Seden, Sude’nin öfkesini anlayabildiği için önceleri onunla yakın olmayı denemişti, yani Atlas ile yakınlıklarının dostluk olduğunu düşünmesini istiyordu. Üçü birliktelerse de öyle davranıyordu özellikle vurgulamaya çalışıyordu. Ancak bir süre sonra üçüncü kişi olarak varlığının bile Sude’yi gerdiğini farkedince bu sefer o geldiğinde bir bahane üretip uzaklaşmaya başladı. Buna da Atlas bozuluyordu ama Seden doğru olanın bu olduğu konusunda sürekli ona telkinde bulunuyordu.

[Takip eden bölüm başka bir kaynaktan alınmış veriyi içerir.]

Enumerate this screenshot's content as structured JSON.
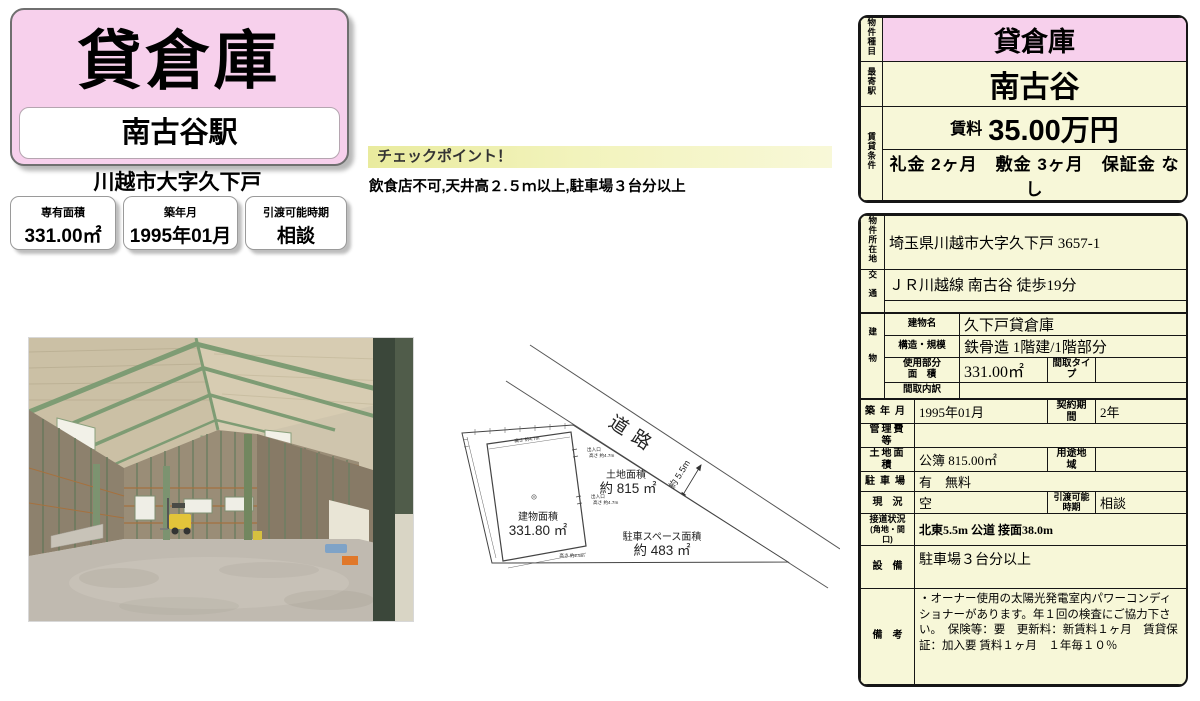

Baykurt Seden’in stüdyo çalışmalarını izlemeyi bırakmıştı bir kaç gün, sonra her nasıl olduysa onu sahnede hayal ederken buldu bir kaç kez kendini. Sonra bunun onu sahneden hayal etmek değil doğrudan onu hayal etmek olduğunu farketti.

“Yok canım!” dedi kendi kendine ilk farkettiğinde, “Daha neler! İyi dansediyor hepsi bu! Müzik, dans ve tabi kareografi herkesi etkiler!”

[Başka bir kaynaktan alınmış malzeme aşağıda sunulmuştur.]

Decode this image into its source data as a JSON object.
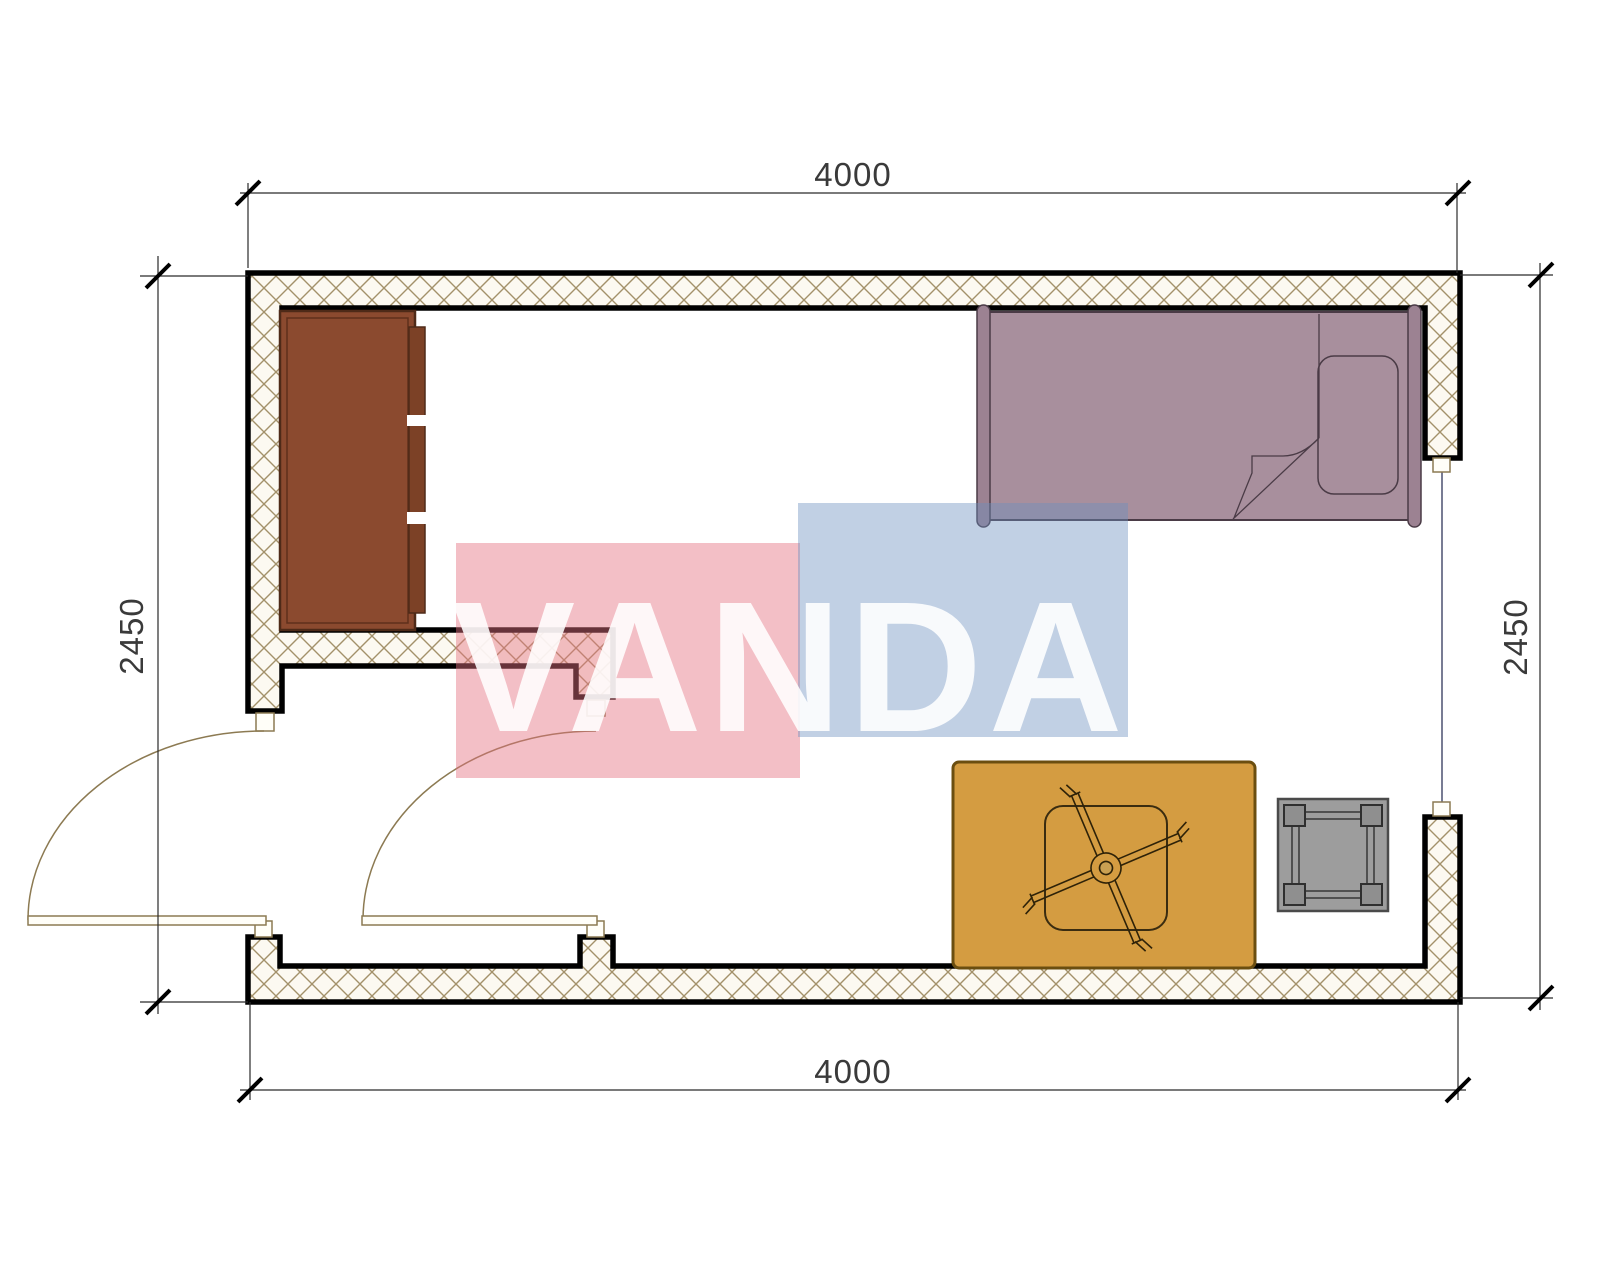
{
  "watermark": {
    "text": "VANDA",
    "red_block_color": "#e57080",
    "blue_block_color": "#6c8ebe",
    "text_color": "#ffffff"
  },
  "dimensions": {
    "top": "4000",
    "bottom": "4000",
    "left": "2450",
    "right": "2450"
  },
  "plan": {
    "wall_line_color": "#000000",
    "wall_hatch_line_color": "#a3916a",
    "wall_fill_color": "#fcf9f1",
    "door_swing_color": "#8c7a52",
    "window_line_color": "#3f4566",
    "doors_count": 2,
    "windows_count": 1,
    "furniture": [
      {
        "name": "wardrobe",
        "color": "#8b4a2f"
      },
      {
        "name": "bed",
        "color": "#a88f9d"
      },
      {
        "name": "pillow",
        "color": "#a88f9d"
      },
      {
        "name": "rug",
        "color": "#d49c41"
      },
      {
        "name": "table-with-fan",
        "color": "#d49c41"
      },
      {
        "name": "stool",
        "color": "#9d9d9d"
      }
    ]
  }
}
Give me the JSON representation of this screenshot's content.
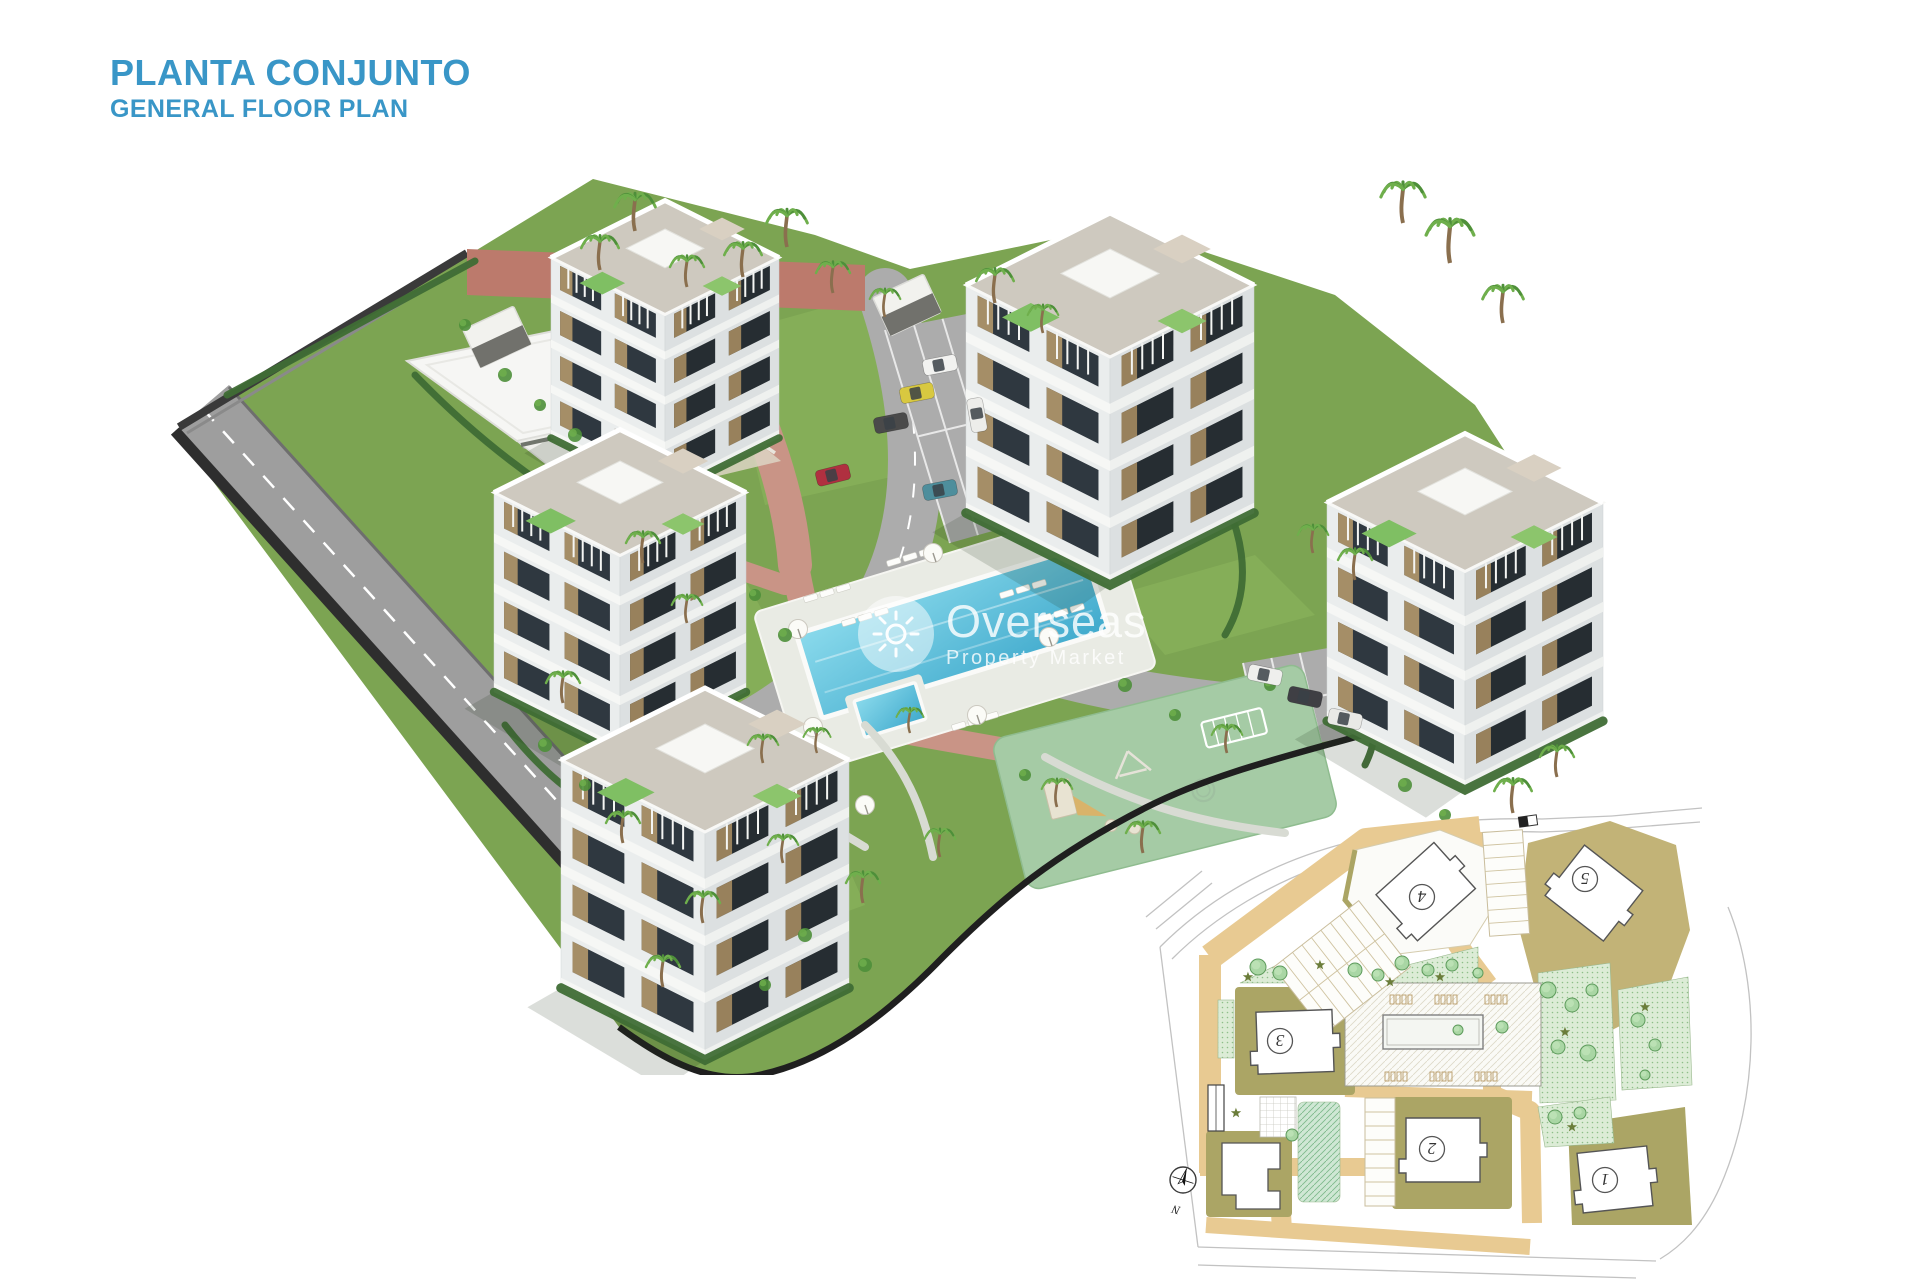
{
  "header": {
    "title": "PLANTA CONJUNTO",
    "subtitle": "GENERAL FLOOR PLAN"
  },
  "watermark": {
    "brand": "Overseas",
    "tagline": "Property Market",
    "icon": "sun-icon"
  },
  "inset": {
    "compass_label": "N",
    "buildings": [
      {
        "label": "1"
      },
      {
        "label": "2"
      },
      {
        "label": "3"
      },
      {
        "label": "4"
      },
      {
        "label": "5"
      }
    ]
  },
  "colors": {
    "title_blue": "#3996C7",
    "lawn": "#7CA452",
    "lawn_light": "#8DB65C",
    "lawn_dark": "#6F9A47",
    "hedge": "#3F6D35",
    "asphalt": "#9E9E9E",
    "asphalt_dark": "#2E2E2E",
    "road_inner": "#ACACAC",
    "brick": "#BC7A6C",
    "brick_light": "#C99486",
    "pool_blue": "#3FA9CC",
    "pool_blue_light": "#7FD4E8",
    "playground": "#A5CBA5",
    "slide_tan": "#D9B36A",
    "building_white": "#F6F6F4",
    "face_light": "#EAEDED",
    "face_shade": "#DCE0E1",
    "roof_deck": "#CEC9BF",
    "window_dark": "#2F3840",
    "wood": "#B3986B",
    "wall_dark": "#1F1F1F",
    "palm_green": "#4E8F3A",
    "palm_light": "#6FAF4C",
    "trunk": "#8A6F4E",
    "inset_tan": "#E8CA92",
    "inset_olive": "#ABA565",
    "inset_khaki": "#C2B377",
    "inset_green": "#DCECD6",
    "inset_tree": "#A9D6A4",
    "inset_tree_dark": "#5E9B5C",
    "inset_shrub": "#6B7D3A",
    "inset_outline": "#555555"
  }
}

“Peki ya o yüz ifadesi?” diye cevapladı bu kez içindeki ses, “O ilk doğaçlama kısmındaki yüz ifadesi, daha önce kimsenin yüzünde cenneti gördün mü?”

Sonra hemen kovaladı kafasından bu düşünceleri, bir kaç gün yapabildi bunu da, sonra bir gün yeniden stüdyoda buldu kendini. Seden’i izlemeye gelmişti yeniden. Bir hafta ancak geçmiş olmasına rağmen Seden kareografide gözle görülür değişiklikler yapmıştı.

“Böyle daha iyi olmuş!” dedi yine kendi kendine arka, karanlık koltukta izlerken. Tam o sırada Atlas girdi içeri ellerini çırparak. Seden aniden durdu ve karanlığa baktı gözlerini kısarak, Baykurt o sırada yakalanacağını sanıp ani bir hareketle eğildi koltukların arasına. Az kalsın Atlas’da görüyordu onu, çünkü koca cüsseyi koltukların arasına sokmaya çalışırken ses çıkarmıştı biraz. Atlas tam dikkatlice onun olduğu tarafa bakarken, Seden arkaya geçip müziği kapadı ve söylenmeye başladı.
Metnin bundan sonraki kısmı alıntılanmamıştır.